No se trata sólo de la función crítica necesaria a toda sociedad, indispensable frente a un discurso público manipulado por intereses múltiples. Se trata hoy, sobre todo, de utilizar todos los recursos disponibles para enfrentarnos a una etapa del capitalismo extremadamente tóxica, que ha tendido a debilitar y anular a todos los actores sociales que podían enfrentarse a ella, comenzando por los gobiernos nacionales, los partidos políticos, su capacidad de acción y su prestigio, y continuando por las organizaciones de la sociedad civil, sindicatos, medios de comunicación y organizaciones de diversos tipos. Hasta de las ONG’s acabamos sospechando. Una forma de capitalismo que está socavando la idea misma de democracia, las bases mismas de la ética y de los derechos humanos. “Sin complejos”, ha sido su lema para demoler gran parte del patrimonio cultural y cívico acumulado desde la Ilustración.

Al mismo tiempo, la herencia ideológica de la izquierda ha sido prácticamente dilapidada, por errores e intereses en los que no voy a entrar aquí. Estamos en una etapa sin precedentes, dada su amplitud mundial, de cambio acelerado y al mismo tiempo de falta de modelos para saber cómo enfrentarnos a una situación de polarización creciente, regida aun por un capitalismo corrosivo y sin ideas suficientes de como deshacernos de él y substituirlo.

Es urgente y necesario hilar un nuevo discurso, fijar nuevas metas, diseñar nuevas formas de relaciones sociales y vida colectiva. De otro modo, prevalece el miedo, la reafirmación de las esencias propias, el rechazo del diferente, la vieja razón de que es mejor que gane el más fuerte y el débil sea eliminado, como camino de progreso de la humanidad.

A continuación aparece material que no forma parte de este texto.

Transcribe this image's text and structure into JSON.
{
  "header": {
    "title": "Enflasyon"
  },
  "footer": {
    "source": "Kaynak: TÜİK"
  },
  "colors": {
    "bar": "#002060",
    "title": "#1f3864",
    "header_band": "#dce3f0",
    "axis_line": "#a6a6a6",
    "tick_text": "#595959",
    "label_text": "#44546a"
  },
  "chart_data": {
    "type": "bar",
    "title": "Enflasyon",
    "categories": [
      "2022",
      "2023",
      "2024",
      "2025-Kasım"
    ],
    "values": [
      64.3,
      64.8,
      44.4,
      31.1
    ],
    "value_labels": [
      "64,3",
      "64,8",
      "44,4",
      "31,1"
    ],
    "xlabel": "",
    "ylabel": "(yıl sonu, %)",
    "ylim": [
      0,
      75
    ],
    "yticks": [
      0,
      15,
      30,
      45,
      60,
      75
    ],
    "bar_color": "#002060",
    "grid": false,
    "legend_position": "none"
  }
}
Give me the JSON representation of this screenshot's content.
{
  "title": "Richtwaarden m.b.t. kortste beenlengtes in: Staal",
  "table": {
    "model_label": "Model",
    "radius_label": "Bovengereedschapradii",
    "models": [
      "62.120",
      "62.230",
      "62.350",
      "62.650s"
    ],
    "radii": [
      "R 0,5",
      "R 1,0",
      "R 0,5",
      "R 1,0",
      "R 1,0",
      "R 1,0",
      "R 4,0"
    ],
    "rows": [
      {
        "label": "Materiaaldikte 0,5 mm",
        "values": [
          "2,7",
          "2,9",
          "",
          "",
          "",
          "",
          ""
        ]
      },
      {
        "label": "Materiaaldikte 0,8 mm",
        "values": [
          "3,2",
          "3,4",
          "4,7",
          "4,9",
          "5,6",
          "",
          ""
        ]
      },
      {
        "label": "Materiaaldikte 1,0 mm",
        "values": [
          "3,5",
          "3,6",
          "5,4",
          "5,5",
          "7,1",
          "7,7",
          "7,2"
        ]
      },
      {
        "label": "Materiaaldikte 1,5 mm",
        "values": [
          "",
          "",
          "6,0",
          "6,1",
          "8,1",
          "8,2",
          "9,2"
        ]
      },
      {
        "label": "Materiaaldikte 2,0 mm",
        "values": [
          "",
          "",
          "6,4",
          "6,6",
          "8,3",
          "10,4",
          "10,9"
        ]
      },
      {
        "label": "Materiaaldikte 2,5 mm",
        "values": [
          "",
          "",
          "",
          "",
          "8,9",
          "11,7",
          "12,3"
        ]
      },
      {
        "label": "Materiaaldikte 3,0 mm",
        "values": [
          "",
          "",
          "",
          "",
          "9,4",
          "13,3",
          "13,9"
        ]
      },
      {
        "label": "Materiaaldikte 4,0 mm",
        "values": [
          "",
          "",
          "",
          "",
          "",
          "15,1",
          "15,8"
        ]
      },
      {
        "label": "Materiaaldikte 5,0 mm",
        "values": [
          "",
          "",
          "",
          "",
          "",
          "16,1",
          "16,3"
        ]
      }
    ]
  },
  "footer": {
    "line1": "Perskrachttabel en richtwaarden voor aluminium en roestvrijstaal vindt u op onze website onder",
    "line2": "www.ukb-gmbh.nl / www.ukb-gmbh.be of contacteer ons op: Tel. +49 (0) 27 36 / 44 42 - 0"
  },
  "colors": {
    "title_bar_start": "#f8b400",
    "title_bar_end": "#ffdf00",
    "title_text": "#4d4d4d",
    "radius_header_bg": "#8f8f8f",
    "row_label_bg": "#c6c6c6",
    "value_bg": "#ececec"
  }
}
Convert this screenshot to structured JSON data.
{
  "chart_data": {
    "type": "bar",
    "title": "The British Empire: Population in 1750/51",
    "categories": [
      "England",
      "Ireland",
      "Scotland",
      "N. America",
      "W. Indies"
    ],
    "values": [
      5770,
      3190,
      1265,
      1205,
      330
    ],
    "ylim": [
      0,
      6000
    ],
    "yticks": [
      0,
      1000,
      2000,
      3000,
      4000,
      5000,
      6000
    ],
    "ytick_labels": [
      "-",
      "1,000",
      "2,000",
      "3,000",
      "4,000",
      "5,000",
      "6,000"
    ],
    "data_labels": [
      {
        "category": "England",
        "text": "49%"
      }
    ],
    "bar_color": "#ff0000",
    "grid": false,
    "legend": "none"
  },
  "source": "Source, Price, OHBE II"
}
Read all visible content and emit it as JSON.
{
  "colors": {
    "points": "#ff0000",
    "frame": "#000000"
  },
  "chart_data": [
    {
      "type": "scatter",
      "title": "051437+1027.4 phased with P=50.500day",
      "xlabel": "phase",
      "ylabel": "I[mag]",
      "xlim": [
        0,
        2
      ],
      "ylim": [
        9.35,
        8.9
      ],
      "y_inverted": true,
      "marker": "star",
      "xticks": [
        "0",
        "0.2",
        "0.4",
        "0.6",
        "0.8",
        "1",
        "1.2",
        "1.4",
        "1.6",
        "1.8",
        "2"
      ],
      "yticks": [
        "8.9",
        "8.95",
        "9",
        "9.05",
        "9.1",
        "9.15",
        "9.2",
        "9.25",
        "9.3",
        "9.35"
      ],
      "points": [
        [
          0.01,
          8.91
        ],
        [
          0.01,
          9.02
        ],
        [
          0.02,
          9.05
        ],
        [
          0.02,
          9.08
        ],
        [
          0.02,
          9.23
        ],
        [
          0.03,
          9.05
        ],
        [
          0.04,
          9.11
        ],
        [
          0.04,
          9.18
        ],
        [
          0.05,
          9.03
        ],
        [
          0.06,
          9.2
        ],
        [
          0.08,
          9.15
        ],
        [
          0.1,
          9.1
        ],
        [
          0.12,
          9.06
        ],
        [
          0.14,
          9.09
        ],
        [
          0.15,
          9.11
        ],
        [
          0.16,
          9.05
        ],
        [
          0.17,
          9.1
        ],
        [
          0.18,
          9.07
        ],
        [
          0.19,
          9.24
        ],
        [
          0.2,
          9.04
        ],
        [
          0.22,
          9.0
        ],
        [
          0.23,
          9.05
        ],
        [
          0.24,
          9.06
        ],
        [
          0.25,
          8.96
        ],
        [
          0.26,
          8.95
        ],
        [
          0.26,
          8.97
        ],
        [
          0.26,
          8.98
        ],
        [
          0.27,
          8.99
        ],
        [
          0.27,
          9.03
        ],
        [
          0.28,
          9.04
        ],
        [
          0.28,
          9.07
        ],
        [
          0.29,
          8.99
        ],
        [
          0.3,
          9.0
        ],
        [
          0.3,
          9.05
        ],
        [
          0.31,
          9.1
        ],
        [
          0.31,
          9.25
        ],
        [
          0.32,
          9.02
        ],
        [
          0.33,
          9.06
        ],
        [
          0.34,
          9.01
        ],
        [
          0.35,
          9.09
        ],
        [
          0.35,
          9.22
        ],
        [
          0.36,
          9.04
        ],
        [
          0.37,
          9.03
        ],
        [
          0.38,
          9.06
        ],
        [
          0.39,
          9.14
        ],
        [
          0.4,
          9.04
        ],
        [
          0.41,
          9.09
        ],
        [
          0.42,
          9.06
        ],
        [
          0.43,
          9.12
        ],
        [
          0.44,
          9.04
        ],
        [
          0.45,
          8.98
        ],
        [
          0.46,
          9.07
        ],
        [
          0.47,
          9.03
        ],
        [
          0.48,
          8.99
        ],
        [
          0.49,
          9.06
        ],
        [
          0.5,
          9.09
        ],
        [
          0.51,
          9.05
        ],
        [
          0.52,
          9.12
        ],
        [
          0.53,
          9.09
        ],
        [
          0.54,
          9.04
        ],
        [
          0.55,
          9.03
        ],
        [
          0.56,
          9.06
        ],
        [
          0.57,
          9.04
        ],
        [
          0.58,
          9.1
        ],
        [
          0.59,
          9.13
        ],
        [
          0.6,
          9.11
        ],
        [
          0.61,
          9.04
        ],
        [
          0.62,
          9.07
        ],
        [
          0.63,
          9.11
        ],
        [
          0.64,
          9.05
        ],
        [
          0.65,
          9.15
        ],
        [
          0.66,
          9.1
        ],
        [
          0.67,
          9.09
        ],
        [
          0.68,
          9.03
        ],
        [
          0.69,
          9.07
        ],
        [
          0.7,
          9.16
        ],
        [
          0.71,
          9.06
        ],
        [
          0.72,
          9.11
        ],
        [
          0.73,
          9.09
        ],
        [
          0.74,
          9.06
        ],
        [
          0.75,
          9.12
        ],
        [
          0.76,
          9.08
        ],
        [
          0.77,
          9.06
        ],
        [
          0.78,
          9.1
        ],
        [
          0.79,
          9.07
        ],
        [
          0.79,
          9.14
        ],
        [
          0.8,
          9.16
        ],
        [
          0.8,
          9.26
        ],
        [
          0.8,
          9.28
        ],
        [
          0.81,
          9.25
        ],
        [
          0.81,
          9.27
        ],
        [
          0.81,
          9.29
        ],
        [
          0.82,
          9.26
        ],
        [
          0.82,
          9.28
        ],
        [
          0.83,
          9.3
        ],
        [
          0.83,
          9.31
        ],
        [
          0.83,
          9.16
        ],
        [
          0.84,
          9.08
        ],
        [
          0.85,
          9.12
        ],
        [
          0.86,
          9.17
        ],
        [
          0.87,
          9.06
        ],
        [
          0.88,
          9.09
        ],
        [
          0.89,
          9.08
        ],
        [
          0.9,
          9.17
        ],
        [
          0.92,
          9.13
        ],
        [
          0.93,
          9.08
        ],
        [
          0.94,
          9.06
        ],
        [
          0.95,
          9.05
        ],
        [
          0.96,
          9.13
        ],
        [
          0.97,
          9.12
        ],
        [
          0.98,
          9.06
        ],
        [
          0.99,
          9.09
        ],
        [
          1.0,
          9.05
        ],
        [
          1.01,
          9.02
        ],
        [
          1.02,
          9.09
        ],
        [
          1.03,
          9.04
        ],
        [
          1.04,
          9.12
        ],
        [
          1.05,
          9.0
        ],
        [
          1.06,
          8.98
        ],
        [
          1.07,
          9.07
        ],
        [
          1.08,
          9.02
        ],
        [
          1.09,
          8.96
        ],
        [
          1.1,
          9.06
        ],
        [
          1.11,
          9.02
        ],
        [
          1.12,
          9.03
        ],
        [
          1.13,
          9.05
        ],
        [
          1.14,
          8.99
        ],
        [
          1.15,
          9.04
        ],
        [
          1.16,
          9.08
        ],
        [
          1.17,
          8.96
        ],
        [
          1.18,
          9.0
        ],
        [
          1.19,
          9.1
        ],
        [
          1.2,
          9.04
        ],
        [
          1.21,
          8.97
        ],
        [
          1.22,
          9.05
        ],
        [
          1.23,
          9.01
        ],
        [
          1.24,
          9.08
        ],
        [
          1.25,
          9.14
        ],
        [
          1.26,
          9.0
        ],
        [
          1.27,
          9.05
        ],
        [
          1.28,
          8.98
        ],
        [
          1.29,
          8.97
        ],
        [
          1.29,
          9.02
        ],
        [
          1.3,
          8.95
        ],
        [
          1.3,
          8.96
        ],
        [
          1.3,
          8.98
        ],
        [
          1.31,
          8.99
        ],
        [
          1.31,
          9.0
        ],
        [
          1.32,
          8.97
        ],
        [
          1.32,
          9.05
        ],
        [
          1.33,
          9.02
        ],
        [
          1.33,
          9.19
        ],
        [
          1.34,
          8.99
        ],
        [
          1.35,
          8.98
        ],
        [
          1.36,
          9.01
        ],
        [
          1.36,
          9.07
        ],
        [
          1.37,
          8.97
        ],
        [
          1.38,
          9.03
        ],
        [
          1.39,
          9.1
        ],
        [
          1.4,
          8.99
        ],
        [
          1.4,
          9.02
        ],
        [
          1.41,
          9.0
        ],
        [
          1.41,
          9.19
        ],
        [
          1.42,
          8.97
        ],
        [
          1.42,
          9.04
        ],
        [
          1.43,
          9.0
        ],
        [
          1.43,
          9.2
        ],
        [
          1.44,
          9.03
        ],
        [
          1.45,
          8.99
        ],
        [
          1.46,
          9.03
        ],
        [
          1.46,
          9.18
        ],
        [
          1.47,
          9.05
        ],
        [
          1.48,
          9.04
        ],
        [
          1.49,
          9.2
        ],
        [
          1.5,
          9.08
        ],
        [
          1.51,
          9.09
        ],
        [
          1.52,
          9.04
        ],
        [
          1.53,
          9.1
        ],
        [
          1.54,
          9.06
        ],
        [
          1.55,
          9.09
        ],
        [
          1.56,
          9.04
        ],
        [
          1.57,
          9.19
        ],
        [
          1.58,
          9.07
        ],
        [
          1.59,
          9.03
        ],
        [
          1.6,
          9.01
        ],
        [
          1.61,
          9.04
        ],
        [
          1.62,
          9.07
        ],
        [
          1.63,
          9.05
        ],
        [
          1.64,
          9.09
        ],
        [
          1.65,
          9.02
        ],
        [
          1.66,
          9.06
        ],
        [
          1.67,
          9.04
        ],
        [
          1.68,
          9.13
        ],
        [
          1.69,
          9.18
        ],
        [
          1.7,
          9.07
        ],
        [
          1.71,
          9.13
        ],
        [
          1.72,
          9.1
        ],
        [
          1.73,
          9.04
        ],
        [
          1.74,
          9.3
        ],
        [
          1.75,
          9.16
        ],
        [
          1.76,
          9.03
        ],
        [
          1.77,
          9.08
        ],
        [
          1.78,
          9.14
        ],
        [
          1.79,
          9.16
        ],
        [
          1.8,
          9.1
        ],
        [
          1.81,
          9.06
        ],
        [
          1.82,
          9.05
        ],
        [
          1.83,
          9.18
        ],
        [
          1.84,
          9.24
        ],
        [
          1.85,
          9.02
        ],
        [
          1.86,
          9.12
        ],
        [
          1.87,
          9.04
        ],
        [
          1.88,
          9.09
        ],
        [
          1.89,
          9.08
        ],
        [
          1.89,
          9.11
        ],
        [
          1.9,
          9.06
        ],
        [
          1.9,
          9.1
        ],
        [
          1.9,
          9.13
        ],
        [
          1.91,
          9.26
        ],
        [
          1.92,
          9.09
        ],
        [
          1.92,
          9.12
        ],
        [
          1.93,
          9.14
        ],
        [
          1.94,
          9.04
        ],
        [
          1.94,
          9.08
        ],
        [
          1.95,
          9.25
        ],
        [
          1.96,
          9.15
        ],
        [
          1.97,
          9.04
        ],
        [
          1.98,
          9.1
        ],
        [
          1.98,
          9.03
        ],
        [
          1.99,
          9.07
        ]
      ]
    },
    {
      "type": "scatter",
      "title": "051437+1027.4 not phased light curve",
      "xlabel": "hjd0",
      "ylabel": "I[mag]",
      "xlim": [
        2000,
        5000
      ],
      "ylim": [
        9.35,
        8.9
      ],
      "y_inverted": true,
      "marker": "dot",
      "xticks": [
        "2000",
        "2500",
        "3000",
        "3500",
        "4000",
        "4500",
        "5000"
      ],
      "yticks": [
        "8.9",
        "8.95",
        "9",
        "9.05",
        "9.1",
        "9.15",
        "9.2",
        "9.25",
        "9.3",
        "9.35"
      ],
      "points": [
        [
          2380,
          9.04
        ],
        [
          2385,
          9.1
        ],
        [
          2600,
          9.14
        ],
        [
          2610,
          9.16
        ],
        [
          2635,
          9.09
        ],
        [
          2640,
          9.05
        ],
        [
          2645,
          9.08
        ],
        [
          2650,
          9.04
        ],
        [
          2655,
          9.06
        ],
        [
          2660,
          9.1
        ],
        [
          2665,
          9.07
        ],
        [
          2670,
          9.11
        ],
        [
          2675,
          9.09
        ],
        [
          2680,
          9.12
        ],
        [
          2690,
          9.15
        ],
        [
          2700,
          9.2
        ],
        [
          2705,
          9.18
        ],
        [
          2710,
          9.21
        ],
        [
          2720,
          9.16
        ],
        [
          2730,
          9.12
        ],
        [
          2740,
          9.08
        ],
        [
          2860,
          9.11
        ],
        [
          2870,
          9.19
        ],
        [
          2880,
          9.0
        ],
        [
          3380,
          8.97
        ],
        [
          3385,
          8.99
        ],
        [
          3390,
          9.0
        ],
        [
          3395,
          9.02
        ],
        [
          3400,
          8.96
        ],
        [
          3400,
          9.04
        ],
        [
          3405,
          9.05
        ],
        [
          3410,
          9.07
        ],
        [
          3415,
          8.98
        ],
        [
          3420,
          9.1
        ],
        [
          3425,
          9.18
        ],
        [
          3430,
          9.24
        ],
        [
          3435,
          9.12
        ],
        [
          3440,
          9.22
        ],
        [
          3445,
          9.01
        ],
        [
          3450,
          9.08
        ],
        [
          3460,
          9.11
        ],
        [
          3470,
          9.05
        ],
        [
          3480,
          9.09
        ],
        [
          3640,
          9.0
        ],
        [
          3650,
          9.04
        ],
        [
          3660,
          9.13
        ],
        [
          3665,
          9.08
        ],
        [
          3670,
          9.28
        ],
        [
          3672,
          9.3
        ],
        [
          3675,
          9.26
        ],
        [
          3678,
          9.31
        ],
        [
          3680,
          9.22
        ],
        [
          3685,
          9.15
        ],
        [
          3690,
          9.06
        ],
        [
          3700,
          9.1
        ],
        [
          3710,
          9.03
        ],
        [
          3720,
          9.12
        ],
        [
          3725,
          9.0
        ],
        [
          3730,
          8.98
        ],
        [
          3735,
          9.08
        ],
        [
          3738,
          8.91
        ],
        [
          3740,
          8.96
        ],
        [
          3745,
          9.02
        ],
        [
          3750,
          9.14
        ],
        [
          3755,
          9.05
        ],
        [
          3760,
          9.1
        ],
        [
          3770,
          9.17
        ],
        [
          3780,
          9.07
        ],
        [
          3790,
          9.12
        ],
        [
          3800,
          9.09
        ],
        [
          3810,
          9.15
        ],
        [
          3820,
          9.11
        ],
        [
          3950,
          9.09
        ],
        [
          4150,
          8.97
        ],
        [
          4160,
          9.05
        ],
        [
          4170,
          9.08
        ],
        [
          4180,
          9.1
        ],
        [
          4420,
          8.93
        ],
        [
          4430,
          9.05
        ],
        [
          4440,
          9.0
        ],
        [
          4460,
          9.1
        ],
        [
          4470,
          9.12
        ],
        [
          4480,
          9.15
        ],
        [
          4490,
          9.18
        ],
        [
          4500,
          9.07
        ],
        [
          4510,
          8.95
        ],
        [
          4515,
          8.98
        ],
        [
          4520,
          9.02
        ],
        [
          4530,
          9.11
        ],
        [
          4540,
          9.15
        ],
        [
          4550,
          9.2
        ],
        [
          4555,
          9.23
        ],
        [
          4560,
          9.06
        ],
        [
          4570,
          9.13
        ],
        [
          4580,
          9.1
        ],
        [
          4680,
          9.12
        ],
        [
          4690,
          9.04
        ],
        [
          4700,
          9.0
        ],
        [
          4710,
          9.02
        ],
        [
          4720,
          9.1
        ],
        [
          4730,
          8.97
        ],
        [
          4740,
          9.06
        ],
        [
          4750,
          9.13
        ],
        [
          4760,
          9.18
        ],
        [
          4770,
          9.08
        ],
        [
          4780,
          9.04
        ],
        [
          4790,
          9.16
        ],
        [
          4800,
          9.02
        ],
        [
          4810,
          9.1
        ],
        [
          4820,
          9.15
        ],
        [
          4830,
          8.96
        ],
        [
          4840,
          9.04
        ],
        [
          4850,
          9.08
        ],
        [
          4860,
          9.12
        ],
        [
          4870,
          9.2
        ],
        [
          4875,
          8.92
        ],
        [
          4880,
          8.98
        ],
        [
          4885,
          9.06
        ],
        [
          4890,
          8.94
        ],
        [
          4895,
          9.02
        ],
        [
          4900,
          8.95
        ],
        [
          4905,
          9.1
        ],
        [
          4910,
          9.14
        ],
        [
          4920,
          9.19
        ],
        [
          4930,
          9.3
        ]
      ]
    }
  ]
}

Vieja razón que justifica guerras, matanzas, expolios y destrucciones y que, en este momento, amenaza con acabar con todo si dejamos que prevalezca.
El papel de los intelectuales, justamente ahora, me parece especialmente importante. Son indispensables, aunque no suficientes. Alguien tiene que recordarnos la larga lucha de la humanidad para llegar a la democracia, la capacidad de la mayoría por librarse de abusos y tiranías, por recuperar el sentido ético y solidario de la vida. Necesitamos un intenso trabajo en este aspecto; vemos, a nuestro alrededor europeo, como la desesperación y la ausencia de un liderazgo y un pensamiento de izquierdas está arrastrando a los pueblos hacia una extrema derecha que ya ha destruido Europa en diversas ocasiones. Vemos la dificultad de enfrentarse a ello dada la potencia de los poderes fácticos, y como las calumnias y atropellos de todo tipo contaminan a la opinión pública hasta convencerla de la incapacidad de la acción. Es nuestro trabajo restablecer las verdades, los criterios éticos y las metas políticas indispensables para que la sociedad sepa dónde dirigirse, sepa que puede enderezar el desastroso camino en el que nos vamos encontrado.

Eso espero de los intelectuales, y, especialmente, de las intelectuales, que, tal vez por nuestra reciente llegada a los foros públicos, no podemos aceptar de ningún modo el deterioro y la violencia de una sociedad que se degrada, justamente en el momento histórico en que tantas carencias materiales podrían ser superadas. No ignoro que también los y las intelectuales estamos sometidos a contradicciones múltiples entre nuestros intereses individuales y nuestro papel público, y que tenemos una notoria tendencia al enfrentamiento, la crítica y la autocrítica, convertida a veces en autoflagelación. Pero no están los tiempos para disquisiciones inútiles ni para narcisismos. Intelectuales y profesionales siguen estando entre las fuerzas más sanas y capaces de la sociedad y son, por lo tanto, un recurso indispensable para superar las mortíferas crisis que atravesamos. Estoy segura que, mayoritariamente, constituimos una fuerza que seguirá trabajando en la dirección adecuada y seguirá denunciando los abusos de poder y la necesidad de recuperar un sentido ético y cívico de la vida colectiva.